Die Videos und weitere Informationen sind ebenso auf der Homepage des Bezirksamts Neukölln wie in dessen Youtube-Kanal zu finden. Dort gibt es auch den Newsletter des Interkulturellen Aufklärungsteams Neukölln (IKAT) mit den wichtigsten Fragen zum Thema Impfung. Das IKAT ist seit einem halben Jahr im Bezirk unterwegs, um in insgesamt 13 Sprachen die Bevölkerung über die Pandemie und die Corona-Prävention zu informieren. In Zusammenarbeit mit einem Arzt aus dem Gesundheitsamt bietet das Team auch auf Märkten und an anderen Orten hausärztliche Beratung an.
„Tragen Sie Ihre Maske, auch wenn Sie Einkaufen gehen!“, empfiehlt Eva-Marie Schoenthal, die Ende Januar ihren 90. Geburtstag feierte und Berlins älteste Bezirksverordneten ist. In ihrem Videobeitrag fügt sie hinzu: „Ich habe mich schon einmal impfen lassen. Ich habe die Benachrichtigung bekommen, und habe mich gleich angemeldet. Ich hatte keine Schmerzen oder Wehwehchen nach der Impfung. Es ist wichtig, dass wir uns impfen lassen. Nehmen Sie Ihre Chance wahr!“ Nadar
Khalil, der im März 2019 im Rathaus Neukölln den ersten Fachtag zur Pflege arabischstämmiger Senioren organisierte, appelliert auf Arabisch: „Die Pandemie hat uns in Berlin erfasst. Sie hat uns viele Freunde, Liebste und viele, die ihren Alltag mit uns gelebt haben, weggenommen. Ich bitte euch nicht alles zu glauben, was über die Impfung gesagt wird. Wir müssen aufpassen, besonders auf unsere älteren Angehörigen.“ Auch Imam Taha Sabri warnt: „Meine Lieben, Corona stellt eine ernst zu nehmende Gefahr dar und die epidemiologische Situation verschlechtert sich ständig. Allah ermahnt uns im heiligen Koran: ‚Und stürzt euch nicht mit eigener Hand ins Verderben‘. Deshalb mein eindringlicher Appell: Haltet euch gewissenhaft an die Vorschriften und haltet zusammen, damit wir Menschenleben retten und somit weitere Opfer verhindern können.“
Auf Rumänisch wendet sich Maria-Luiza Stefanescu an ihre Mitmenschen: „Bitte glaubt nicht die vielen Lügen, die übers Internet verbreitet werden. Corona gibt es wirklich. Es ist sehr ernst und gefährlich. Schon über 2 Millionen Menschen sind weltweit daran gestorben. Bitte haltet Euch an die Abstandsregeln.
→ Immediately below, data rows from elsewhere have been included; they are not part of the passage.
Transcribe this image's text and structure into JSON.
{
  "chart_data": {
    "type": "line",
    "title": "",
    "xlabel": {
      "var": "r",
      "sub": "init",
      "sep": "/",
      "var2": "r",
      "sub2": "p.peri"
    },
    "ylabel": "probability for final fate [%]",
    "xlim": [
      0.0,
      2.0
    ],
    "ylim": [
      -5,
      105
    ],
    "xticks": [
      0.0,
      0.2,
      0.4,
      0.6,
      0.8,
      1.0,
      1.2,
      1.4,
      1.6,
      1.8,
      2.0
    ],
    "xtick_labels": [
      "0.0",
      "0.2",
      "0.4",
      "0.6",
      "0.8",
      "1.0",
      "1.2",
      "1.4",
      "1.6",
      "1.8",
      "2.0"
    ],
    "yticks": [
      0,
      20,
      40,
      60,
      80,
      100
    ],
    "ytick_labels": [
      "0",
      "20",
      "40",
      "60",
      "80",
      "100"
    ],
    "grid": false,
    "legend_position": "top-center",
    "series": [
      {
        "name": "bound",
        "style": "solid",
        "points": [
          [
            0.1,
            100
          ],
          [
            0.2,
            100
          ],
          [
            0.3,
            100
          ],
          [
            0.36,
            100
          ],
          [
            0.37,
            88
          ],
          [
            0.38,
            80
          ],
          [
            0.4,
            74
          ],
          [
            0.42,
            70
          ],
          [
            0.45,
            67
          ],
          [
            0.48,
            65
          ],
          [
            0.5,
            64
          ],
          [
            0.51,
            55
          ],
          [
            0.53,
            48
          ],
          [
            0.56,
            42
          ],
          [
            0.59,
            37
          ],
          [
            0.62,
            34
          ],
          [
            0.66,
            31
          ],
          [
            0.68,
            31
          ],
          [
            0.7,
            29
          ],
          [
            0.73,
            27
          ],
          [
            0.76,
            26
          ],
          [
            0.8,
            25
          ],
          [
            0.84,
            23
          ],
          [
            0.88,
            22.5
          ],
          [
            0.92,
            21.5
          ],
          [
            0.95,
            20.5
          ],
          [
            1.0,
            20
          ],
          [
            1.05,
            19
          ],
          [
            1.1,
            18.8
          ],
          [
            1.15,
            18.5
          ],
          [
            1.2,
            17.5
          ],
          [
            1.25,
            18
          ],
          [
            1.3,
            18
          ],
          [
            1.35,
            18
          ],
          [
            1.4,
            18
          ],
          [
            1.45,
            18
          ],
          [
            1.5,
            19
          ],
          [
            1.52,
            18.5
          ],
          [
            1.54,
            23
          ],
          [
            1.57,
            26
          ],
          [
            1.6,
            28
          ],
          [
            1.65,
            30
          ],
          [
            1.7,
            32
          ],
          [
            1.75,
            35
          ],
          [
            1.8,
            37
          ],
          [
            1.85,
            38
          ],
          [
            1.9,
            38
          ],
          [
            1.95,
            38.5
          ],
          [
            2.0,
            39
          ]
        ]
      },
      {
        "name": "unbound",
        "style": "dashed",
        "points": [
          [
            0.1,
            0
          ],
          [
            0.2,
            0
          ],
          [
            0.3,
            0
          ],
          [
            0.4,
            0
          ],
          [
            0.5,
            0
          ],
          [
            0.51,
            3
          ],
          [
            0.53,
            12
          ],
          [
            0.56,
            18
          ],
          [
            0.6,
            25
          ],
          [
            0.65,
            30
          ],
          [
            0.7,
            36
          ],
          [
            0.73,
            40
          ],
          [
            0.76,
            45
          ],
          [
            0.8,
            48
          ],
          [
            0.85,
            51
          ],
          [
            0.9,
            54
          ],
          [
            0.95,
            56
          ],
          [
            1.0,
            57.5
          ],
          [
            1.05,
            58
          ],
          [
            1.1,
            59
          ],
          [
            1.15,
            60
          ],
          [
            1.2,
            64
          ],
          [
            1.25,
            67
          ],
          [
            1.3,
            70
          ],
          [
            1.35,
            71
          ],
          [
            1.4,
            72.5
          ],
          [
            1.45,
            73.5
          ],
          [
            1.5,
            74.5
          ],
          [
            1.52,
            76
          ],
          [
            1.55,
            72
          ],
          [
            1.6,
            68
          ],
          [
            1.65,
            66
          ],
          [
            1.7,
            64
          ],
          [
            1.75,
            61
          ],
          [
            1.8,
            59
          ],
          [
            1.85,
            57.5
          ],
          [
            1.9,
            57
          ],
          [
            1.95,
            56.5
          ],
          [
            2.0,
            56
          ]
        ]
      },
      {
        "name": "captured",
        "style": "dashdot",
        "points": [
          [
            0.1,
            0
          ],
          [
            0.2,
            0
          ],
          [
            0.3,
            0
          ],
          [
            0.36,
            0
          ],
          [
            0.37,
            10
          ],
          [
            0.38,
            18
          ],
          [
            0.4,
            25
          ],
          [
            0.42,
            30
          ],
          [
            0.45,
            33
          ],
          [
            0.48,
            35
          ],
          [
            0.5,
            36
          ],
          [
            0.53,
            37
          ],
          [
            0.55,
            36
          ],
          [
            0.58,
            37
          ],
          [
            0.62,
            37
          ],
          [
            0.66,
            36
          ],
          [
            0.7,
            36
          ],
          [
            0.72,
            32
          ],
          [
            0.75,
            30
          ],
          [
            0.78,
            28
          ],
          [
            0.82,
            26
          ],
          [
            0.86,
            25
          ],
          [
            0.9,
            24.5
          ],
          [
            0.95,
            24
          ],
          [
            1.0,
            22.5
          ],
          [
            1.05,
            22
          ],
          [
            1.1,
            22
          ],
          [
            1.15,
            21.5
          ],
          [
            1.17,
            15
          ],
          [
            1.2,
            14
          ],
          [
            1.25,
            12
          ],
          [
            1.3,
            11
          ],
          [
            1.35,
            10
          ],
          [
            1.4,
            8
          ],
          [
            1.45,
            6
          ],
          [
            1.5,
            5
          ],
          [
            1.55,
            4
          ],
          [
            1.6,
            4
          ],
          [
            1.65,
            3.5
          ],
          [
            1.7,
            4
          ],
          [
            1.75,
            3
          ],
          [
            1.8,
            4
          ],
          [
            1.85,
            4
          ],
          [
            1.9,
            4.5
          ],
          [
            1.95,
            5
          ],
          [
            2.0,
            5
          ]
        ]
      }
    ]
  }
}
An das Kontaktverbot. Tragt Masken. Die Impfung ist unsere einzige Hoffnung, um das Virus zu besiegen. Jeder, der Euch etwas anderes erzählt, lügt.“ Dringende Empfehlungen, die auch Kazim Erdogan gibt, der auf Türkisch in seinem Videobeitrag daran erinnert: „Jeder der geimpft wird, schützt nicht nur sich selbst, sondern auch seine Mitmenschen. Glaubt daran, dass das Impfen etwas Wichtiges ist und macht von eurem Recht Gebrauch.“
Und wie ist die Lage im Bezirk? Mittwochabend verzeichnete die Corona-Statisktik bereits 335 Todesfälle in Neukölln. Nur im Nachbarbezirk Tempelhof-Schöneberg wurden mit 396 Verstorbenen mehr Tote gezählt. Mit einer 7-Tage-Inzidenz von 56,1 pro 100.000 Einwohner lag Neukölln knapp über dem Berliner Durchschnitt: Deutlich über dem Wert von Steglitz-Zehlendorf (39,7), aber auch deutlich unter dem Wert in Lichtenberg (72,7). Eine Karte der 7-Tage-Inzidenz nach Bezirksregionen in Neukölln war am Abend des 17. Februar nur für den Stichtag 9. Februar öffentlich im Internet zugänglich. Am besten schnitt im
Bezirksvergleich die Region Buckow mit einer 7-Tage-Inzidenz von 38 ab, am schlechtesten war der Wert mit 123 in der Köllnischen Heide.
Damit die Berliner Corona-Ampel bei der Auslastung der Intensivbetten wieder Grün zeigt, muss der Wert unter 15 Prozent sinken. Aktuell ist die Corona-Ampel immerhin wieder von Rot im Januar auf Gelb gesprungen. Grün zeigt die Berliner Corona-Ampel für den Indikator der 7-Tage-Inzidenz wieder an, sobald sich weniger als 20 (!) Neuinfektionen pro Woche je 100.000 Einwohner ereignen. Von diesem Idealwert war selbst die Bezirksregion Buckow vor 10 Tagen allerdings noch weit entfernt.